Air Pressure , Dysphonia/physiopathology , Glottis/physiopathology , Laryngeal Diseases/physiopathology , Phonation/physiology , Adult , Algorithms , Female , Humans , Signal Processing, Computer-Assisted , User-Computer Interface
Many common voice disorders are chronic or recurring conditions that are likely to result from inefficient and/or abusive patterns of vocal behavior, referred to as vocal hyperfunction. The clinical management of hyperfunctional voice disorders would be greatly enhanced by the ability to monitor and quantify detrimental vocal behaviors during an individual's activities of daily life.
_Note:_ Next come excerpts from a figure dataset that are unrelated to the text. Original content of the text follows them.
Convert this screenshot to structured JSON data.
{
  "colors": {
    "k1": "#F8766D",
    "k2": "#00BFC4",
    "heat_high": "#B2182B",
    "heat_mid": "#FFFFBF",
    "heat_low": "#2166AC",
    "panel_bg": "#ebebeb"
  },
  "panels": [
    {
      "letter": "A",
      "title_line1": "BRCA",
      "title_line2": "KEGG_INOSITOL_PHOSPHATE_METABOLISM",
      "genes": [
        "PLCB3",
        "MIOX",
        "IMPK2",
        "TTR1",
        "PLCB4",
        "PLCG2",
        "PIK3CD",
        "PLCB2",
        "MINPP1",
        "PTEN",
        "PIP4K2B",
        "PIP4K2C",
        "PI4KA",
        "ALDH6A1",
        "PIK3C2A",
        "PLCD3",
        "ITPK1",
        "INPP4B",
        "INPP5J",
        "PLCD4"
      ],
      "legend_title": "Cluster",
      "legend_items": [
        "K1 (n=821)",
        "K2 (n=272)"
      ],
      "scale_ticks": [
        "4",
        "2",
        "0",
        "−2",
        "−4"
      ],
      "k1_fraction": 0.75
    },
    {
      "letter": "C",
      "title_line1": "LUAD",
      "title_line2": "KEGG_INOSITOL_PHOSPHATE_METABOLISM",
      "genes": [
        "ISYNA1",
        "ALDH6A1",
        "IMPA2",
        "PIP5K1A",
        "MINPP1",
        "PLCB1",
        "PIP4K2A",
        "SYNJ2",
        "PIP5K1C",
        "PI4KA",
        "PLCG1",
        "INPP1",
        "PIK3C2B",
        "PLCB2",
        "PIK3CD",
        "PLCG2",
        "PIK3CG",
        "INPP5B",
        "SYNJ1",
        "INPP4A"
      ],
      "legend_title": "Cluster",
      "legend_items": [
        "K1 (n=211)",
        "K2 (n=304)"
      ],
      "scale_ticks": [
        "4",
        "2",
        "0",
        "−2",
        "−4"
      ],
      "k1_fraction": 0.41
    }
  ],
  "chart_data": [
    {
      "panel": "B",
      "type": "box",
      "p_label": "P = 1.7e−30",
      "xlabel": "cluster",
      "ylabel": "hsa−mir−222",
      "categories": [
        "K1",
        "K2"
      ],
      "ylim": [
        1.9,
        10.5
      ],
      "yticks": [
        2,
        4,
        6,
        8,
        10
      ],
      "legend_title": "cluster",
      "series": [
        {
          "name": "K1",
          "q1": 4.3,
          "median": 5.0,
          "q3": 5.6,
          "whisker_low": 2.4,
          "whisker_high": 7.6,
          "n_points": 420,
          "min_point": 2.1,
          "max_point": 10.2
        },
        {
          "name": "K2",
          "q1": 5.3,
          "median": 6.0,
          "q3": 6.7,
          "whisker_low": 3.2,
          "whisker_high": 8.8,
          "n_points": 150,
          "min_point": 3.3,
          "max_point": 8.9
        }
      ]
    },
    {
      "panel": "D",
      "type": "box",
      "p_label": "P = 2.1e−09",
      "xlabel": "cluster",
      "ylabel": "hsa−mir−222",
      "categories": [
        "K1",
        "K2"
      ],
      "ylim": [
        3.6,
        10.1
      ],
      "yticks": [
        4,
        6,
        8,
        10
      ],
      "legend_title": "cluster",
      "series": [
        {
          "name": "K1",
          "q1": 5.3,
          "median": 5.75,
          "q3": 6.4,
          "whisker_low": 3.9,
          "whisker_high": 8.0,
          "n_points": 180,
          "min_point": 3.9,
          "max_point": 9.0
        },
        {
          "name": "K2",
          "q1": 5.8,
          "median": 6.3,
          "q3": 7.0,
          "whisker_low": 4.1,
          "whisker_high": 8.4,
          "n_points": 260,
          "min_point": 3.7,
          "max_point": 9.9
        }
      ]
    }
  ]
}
This paper provides an update on ongoing work that uses a miniature accelerometer on the neck surface below the larynx to collect a large set of ambulatory data on patients with hyperfunctional voice disorders (before and after treatment) and matched-control subjects. Three types of analysis approaches are being employed in an effort to identify the best set of measures for differentiating among hyperfunctional and normal patterns of vocal behavior: (1) ambulatory measures of voice use that include vocal dose and voice quality correlates, (2) aerodynamic measures based on glottal airflow estimates extracted from the accelerometer signal using subject-specific vocal system models, and (3) classification based on machine learning and pattern recognition approaches that have been used successfully in analyzing long-term recordings of other physiological signals. Preliminary results demonstrate the potential for ambulatory voice monitoring to improve the diagnosis and treatment of common hyperfunctional voice disorders.